But it is soon clear that Aiyaary is not breaking new ground. Like Baby and Naam Shabana, Aiyaary is a spy thriller with the heart of a family drama. Pandey belabours small trivial things, snuffing the life out of them. So, for instance, the film establishes Jai’s defection early but doesn’t stick to its central plot line. It keeps seguing into long flashbacks, such as Abhay’s stint in Cairo to kill a terrorist, Jai falling for a software security specialist (Rakul Preet Singh), Abhay and Jai’s operations in Kashmir, that detract from the main story. Even the individual scenes are puffy, taking a long time to find their crux.
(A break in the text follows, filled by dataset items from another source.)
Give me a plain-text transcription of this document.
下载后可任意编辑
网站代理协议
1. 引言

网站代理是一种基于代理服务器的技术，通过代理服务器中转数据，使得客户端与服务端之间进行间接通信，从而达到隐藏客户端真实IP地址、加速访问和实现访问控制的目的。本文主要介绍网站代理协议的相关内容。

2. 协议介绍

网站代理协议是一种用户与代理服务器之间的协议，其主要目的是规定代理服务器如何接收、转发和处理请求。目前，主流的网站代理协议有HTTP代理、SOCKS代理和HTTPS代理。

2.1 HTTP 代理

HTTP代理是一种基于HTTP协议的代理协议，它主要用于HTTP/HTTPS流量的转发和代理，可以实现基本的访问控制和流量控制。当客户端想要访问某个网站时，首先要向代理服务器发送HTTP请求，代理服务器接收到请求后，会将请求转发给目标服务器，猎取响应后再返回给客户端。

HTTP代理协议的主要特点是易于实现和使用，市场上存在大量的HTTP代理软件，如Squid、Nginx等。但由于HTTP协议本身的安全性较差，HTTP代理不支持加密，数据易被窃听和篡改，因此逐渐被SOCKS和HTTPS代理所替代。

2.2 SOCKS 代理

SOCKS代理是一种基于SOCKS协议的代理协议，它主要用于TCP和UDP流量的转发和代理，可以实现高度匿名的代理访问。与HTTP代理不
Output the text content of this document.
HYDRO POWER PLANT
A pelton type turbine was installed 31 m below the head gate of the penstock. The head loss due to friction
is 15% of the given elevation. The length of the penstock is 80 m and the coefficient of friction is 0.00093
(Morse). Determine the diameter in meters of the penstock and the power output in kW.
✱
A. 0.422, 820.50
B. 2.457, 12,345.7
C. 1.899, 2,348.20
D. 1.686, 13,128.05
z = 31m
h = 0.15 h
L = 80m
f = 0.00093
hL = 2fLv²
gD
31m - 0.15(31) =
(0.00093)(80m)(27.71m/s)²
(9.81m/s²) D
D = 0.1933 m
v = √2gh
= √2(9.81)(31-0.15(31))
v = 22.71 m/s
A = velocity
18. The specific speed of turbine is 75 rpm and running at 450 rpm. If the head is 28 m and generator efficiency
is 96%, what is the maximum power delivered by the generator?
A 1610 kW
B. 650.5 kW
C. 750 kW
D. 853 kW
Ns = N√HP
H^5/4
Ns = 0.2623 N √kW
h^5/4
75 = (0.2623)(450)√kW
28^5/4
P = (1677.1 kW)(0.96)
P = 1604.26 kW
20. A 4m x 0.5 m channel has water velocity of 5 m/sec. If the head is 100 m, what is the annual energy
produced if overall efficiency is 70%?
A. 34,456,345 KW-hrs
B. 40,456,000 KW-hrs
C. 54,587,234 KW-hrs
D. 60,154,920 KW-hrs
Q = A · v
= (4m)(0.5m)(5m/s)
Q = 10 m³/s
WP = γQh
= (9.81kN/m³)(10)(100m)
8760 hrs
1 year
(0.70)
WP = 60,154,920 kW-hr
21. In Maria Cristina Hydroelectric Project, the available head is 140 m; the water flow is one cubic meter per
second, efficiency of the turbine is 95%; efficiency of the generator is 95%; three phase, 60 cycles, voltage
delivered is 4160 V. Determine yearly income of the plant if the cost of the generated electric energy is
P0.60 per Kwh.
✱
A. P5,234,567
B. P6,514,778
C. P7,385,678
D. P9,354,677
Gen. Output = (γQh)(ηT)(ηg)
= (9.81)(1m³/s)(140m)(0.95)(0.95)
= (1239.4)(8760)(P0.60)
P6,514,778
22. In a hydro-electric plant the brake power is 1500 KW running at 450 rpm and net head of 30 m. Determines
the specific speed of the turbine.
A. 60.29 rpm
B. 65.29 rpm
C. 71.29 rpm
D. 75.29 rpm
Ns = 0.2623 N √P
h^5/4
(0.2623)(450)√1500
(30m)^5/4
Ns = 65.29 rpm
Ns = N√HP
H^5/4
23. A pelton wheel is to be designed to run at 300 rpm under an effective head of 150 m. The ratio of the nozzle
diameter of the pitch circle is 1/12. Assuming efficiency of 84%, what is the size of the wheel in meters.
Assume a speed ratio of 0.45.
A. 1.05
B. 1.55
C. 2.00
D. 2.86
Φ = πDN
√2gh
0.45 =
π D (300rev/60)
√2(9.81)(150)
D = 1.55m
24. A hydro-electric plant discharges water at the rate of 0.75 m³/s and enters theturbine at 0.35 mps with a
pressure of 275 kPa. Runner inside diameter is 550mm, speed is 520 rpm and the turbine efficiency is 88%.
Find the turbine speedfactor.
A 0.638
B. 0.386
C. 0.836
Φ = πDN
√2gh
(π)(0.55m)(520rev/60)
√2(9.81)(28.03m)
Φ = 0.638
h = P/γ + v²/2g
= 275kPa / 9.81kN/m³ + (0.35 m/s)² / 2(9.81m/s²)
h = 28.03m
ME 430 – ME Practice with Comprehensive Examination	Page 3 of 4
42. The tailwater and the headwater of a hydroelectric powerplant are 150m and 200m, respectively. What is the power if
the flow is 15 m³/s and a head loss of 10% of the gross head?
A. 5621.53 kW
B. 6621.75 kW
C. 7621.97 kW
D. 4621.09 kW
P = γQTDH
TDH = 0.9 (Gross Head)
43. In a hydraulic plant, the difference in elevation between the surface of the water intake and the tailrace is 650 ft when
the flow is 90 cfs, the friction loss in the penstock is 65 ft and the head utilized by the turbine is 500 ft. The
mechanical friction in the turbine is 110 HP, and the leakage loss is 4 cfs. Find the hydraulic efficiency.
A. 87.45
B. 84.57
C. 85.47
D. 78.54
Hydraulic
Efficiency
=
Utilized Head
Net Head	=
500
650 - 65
These are strange choices that don’t befit the tone of the film, which, by virtue of its genre, demands inherent agility and suspense. What’s worse, they don’t flesh out the characters, either. The story eventually remains superficial, swinging between the good and bad guys, leaving scant scope for ambiguity.

Yet it’s dressed up as an intelligent drama, purportedly trying to illuminate the lives of officers in an intelligence agency. But it remains unconvincing because Pandey looks at this world with the fascination of a teenager and the sobering realisation of an adult. In one scene, Jai disguises himself as a blonde to evade Abhay at the London airport but takes no precaution in talking to his girlfriend who has come there to receive him, rendering the whole point of make-up moot. (He of course doesn’t get caught.) The villain Mukesh Kapoor (Adil Hussain), an arms dealer and an ex-army man, is a painful stereotype. He often stares at glassy futuristic computer screens, displaying prototypes of different weapons with such vague words as “Trigger Link”. (He also drives a car bearing the nameplate, “MK 26 ARM”.) This one-note acting marks other characters too, but it is most evident in Bajpai’s perpetually confused and distressed face, trying and failing hard to inject nuance in a largely banal role.

It is to Pandey’s credit, however, that Aiyaary’s politics isn’t as troubling. There’s some attempt to understand the system from within. The film doesn’t take refuge in invoking Pakistan or terrorists – the easy obvious excuse for a film like this – and tries to complicate its own story. At one point, in a flashback scene, Jai asks Abhay about the persistent problems in Kashmir. To which he replies, “Kashmir is like an industry. The intention is to not solve the problem but maintain it.” In an earlier Pandey film, this would have culminated in Pakistan bashing. And yet, a few scenes later, we see Abhay murder an informer in cold blood, a quality that Jai admires. This valorisation of extrajudicial killings, evident elsewhere in the film as well, unintentionally ends up revealing its sordid, bloodthirsty heart, where anything is acceptable and legitimised under the guise of national security, exhibiting troubling tendencies that led to the formation of Armed Forces (Special Powers) Act that have wreaked havoc in India’s northeastern states and Kashmir. But these are bigger questions that suit an accomplished film. Aiyaary fails to nail the fundamentals of a compelling story – a straightforward thriller made needlessly convoluted, a sinking reality let down by boyish fantasy.